Quadrio comes from the coaching tree of northern Nevada legendary coach Joe Sellers, who won multiple state titles at Wooster and Bishop Manogue. Quadrio played for Sellers at Wooster nearly 30 years ago and he sees some similarities in how the Reed staff goes about its business.
“One thing I think is different (at Reed). After I’d been here a week and a half and watched summer weights, they asked me, ‘what did I think?’” Quadrio said. What struck me is how Ernie (Howren) does his summer weights. I remembered a lot of what I did 30 years ago with Coach Sellers. It’s very similar here to how Coach Sellers got his teams ready.
“Here they are very dedicated in the weight room. They spend an hour to an hour and 15 minutes, out of their three hours everyday, in the weight room. Then they go out and work on their movements to get quicker and faster, more athletic. And then, they go do some football stuff. They’re very dedicated here in making bigger, stronger, faster athletes and that’s something that’s been displayed in their success over the last 10 years or so.”
Quadrio may miss Spanish Springs but likes the change of pace and new outlook he’s getting Reed.
“The staff and Ernie are fantastic,” Quadrio said. “It’s been really nice just to get a different perspective, not better or worse, just different. I’m seeing things done in a very focused manner. It’s very business-like and systematic. Ernie’s got a gameplan and he executes it on a daily basis.”

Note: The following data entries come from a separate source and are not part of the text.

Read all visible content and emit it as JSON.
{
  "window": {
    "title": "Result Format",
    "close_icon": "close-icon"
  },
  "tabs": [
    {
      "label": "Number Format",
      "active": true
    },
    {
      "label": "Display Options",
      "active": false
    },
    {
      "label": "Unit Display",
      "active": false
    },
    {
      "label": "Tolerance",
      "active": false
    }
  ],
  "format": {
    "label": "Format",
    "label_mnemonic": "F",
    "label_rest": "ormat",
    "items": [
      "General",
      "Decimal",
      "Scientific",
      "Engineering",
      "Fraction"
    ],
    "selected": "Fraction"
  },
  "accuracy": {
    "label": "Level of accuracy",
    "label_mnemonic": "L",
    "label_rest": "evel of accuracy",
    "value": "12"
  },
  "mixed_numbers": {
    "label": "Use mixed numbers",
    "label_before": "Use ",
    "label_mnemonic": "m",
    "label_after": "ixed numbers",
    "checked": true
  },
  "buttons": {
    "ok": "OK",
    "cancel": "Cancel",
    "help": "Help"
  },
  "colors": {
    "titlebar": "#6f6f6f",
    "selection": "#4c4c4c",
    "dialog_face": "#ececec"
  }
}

The first official day of practice for the Silver State’s prep football programs is Aug. 15. The first day teams can don pads and start full-contact drills Aug. 19. That’s the day Quadrio is looking forward to.
“I can’t wait to get into pads. I felt the energy go way up when we were in pads during our camp in June. Especially coaching the D-line, where my focus is, there’s going to be some contact in there. You need to have the gear on to see who can do what they need to do to play Raider football.”